SEARAH.CO — Dokter Interenship RSUD KH Daud Arif, Kuala Tungkal, Kabupaten Tanjung Jabung Barat (Tanjabbar) dr Myta meninggal Menteri Kesehatan Budi Gunadi Sadikin menegaskan akan mengubah sejumlah aturan.

Mentri mengatakan perlunya perbaikan Fundamental Program Internsip. Menteri Kesehatan juga mengungkapkan rasa duka atas berpulangnya empat dokter spesialis dan dokter internsip tahun ini.

“Sebagai respons, dilakukan peninjauan ulang secara nasional terhadap program yang telah berjalan selama 10 tahun tersebut,” katanya, Rabu (6/5/2026).

Ia menyebutkan sejumlah aturan yang akan diperbaiki yakni seperti Penataan Jam Kerja Nantinya standar Jam kerja ditetapkan 40 jam per minggu.

“Distribusi Maksimal 8 jam per hari selama 5 hari kerja,” ujarnya.

Menteri menjelaskan aturan kerja tidak boleh dipadatkan (misalnya bekerja 20 jam dalam 2 hari untuk memenuhi kuota mingguan).

“Fokus pada Kompetensi dan Pendampingan Tujuan utama internsip adalah belajar, pemandangan, dan peningkatan kompetensi,” ucapnya.

Dokter internsip wajib didampingi oleh pendamping dan tidak diperbolehkan bekerja sebagai dokter pengganti.

Menteri juga menegaskan Penyesuaian Bantuan Biaya Hidup (BBH) akan dinaikkan untuk meningkatkan kesejahteraan peserta.

Besaran maksimal yang sebelumnya berkisar antara 3 hingga 3,5 juta rupiah, dinaikkan menjadi maksimal 7,5 juta rupiah (tergantung pada daerah penempatan).

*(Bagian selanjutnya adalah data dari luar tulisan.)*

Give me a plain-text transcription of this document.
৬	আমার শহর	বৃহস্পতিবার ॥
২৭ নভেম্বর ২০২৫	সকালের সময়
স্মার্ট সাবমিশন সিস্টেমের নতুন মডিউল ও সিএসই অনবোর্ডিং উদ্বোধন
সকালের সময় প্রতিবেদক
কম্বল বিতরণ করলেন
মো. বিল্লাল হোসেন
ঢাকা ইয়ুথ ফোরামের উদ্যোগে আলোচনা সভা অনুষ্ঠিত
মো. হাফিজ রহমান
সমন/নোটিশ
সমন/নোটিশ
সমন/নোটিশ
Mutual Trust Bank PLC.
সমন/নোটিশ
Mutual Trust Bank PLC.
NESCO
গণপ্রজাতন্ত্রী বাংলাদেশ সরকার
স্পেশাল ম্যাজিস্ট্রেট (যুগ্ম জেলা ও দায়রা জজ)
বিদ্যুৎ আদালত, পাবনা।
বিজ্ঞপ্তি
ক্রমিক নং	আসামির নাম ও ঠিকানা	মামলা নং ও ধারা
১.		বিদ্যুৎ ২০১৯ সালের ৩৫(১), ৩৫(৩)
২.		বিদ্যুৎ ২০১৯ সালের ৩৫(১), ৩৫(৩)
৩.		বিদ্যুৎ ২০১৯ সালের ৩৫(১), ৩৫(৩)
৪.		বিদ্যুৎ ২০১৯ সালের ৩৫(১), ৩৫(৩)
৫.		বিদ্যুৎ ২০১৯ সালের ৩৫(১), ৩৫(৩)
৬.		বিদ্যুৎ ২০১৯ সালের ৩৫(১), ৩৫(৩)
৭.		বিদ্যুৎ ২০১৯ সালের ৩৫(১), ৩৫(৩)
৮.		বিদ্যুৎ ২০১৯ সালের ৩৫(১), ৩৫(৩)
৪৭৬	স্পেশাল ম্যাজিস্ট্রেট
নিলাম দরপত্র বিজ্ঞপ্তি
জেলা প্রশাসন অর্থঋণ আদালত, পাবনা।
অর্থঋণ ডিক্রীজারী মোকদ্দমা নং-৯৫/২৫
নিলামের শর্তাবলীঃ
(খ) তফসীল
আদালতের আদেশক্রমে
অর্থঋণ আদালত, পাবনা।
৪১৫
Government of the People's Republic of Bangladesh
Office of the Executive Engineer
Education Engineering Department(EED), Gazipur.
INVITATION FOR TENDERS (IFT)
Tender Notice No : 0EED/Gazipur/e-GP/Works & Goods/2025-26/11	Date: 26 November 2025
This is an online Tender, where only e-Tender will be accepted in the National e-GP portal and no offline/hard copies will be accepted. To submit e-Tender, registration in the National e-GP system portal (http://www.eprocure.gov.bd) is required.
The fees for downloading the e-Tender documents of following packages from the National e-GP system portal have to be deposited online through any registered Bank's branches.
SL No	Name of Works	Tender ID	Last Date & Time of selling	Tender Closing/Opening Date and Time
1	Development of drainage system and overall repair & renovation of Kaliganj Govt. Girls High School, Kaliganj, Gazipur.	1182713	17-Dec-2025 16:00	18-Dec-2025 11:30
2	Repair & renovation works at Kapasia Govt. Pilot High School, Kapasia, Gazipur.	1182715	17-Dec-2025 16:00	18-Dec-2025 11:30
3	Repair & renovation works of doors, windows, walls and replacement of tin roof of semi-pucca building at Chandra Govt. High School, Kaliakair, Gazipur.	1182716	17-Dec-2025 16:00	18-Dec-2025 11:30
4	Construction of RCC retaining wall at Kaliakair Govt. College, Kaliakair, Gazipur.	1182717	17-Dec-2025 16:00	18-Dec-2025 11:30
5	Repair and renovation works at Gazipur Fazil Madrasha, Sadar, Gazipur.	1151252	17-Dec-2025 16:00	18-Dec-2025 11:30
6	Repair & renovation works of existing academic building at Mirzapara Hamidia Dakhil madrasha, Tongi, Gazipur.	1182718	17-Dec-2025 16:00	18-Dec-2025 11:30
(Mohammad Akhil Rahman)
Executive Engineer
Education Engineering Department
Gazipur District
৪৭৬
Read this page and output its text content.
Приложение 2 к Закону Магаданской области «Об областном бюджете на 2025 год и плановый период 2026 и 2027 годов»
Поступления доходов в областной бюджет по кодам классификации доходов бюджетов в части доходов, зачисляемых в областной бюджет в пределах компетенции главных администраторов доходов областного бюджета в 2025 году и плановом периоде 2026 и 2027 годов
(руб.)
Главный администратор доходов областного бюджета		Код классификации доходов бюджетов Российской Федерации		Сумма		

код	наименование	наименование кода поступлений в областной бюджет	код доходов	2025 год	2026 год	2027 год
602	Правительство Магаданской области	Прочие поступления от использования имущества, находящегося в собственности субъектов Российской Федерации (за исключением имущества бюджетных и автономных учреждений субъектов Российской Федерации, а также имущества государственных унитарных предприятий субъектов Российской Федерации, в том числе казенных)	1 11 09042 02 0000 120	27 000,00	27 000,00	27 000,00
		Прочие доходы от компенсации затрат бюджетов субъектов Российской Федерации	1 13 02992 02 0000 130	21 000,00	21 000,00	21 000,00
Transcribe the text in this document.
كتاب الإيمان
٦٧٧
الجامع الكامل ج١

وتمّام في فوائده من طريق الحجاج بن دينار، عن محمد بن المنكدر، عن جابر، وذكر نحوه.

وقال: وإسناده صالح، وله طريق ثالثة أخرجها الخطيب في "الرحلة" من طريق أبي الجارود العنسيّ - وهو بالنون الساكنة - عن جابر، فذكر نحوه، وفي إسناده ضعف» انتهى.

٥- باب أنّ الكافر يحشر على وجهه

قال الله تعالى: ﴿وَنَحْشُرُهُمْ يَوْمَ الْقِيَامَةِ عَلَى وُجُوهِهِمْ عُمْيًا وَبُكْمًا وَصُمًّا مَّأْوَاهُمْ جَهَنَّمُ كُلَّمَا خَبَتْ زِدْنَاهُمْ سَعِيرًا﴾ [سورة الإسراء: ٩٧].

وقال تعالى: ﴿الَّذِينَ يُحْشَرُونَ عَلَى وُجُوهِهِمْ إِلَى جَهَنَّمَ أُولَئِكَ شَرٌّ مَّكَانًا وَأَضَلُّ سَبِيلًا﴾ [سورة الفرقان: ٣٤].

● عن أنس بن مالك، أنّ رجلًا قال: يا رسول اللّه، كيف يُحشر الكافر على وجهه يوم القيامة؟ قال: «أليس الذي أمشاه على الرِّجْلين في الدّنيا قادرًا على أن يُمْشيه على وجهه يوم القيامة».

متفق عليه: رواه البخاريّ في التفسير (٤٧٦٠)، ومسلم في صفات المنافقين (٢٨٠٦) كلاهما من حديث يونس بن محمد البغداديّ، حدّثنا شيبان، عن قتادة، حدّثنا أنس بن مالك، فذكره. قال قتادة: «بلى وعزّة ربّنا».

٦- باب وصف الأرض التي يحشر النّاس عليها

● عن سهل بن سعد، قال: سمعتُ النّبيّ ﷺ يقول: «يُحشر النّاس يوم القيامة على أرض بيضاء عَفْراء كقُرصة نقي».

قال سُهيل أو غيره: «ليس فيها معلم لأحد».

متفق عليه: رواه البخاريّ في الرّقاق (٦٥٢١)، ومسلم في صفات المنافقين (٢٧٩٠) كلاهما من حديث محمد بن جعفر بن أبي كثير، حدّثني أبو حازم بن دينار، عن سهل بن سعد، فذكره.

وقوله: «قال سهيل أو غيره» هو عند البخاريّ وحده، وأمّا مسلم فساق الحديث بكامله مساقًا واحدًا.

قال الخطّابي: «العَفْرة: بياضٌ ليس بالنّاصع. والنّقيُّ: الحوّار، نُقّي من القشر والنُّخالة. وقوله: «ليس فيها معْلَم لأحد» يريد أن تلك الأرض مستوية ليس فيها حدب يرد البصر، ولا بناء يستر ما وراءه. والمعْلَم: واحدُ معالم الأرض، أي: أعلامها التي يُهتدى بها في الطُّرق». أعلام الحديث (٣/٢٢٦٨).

“Standarisasi Wahana Internsip Kemenkes akan berkoordinasi dengan kepala daerah untuk menstandardisasi wahana (fasilitas kesehatan) internsip,” ucapnya

Setiap wahana harus memberikan tunjangan khusus dan jasa pelayanan bagi para peserta. Budi menegakan adanya feksibilitas cuti biasa dinaikkan dari 4 hari menjadi 10 hari. Kemudian untuk cuti sakit tidak ada batasan durasi, peserta diperbolehkan cuti sesuai durasi sakitnya.

“Cuti Hamil diberikan sesuai aturan yang berlaku tanpa adanya perpanjangan masa internsip yang memberatkan (prolog),” ungkapnya.

Ketentuan Lulus Jika jumlah kasus yang ditangani sudah mencukupi target patient safety dalam masa 12 bulan, peserta dianggap selesai meskipun sempat mengambil cuti sakit yang lama.

Durasi Program Masa pematangan internsip di Indonesia ditetapkan rata-rata selama 1 tahun. Durasi ini merupakan yang tersingkat jika dibandingkan dengan negara lain yang berkisar antara 1 hingga 3 tahun.

“Menteri Kesehatan menegaskan bahwa perbaikan ini dimulai dari Jambi dan akan diterapkan secara menyeluruh untuk memastikan keselamatan pasien (patient safety) dan kesejahteraan dokter yang sedang menempuh pematangan skill.” Pungkasnya.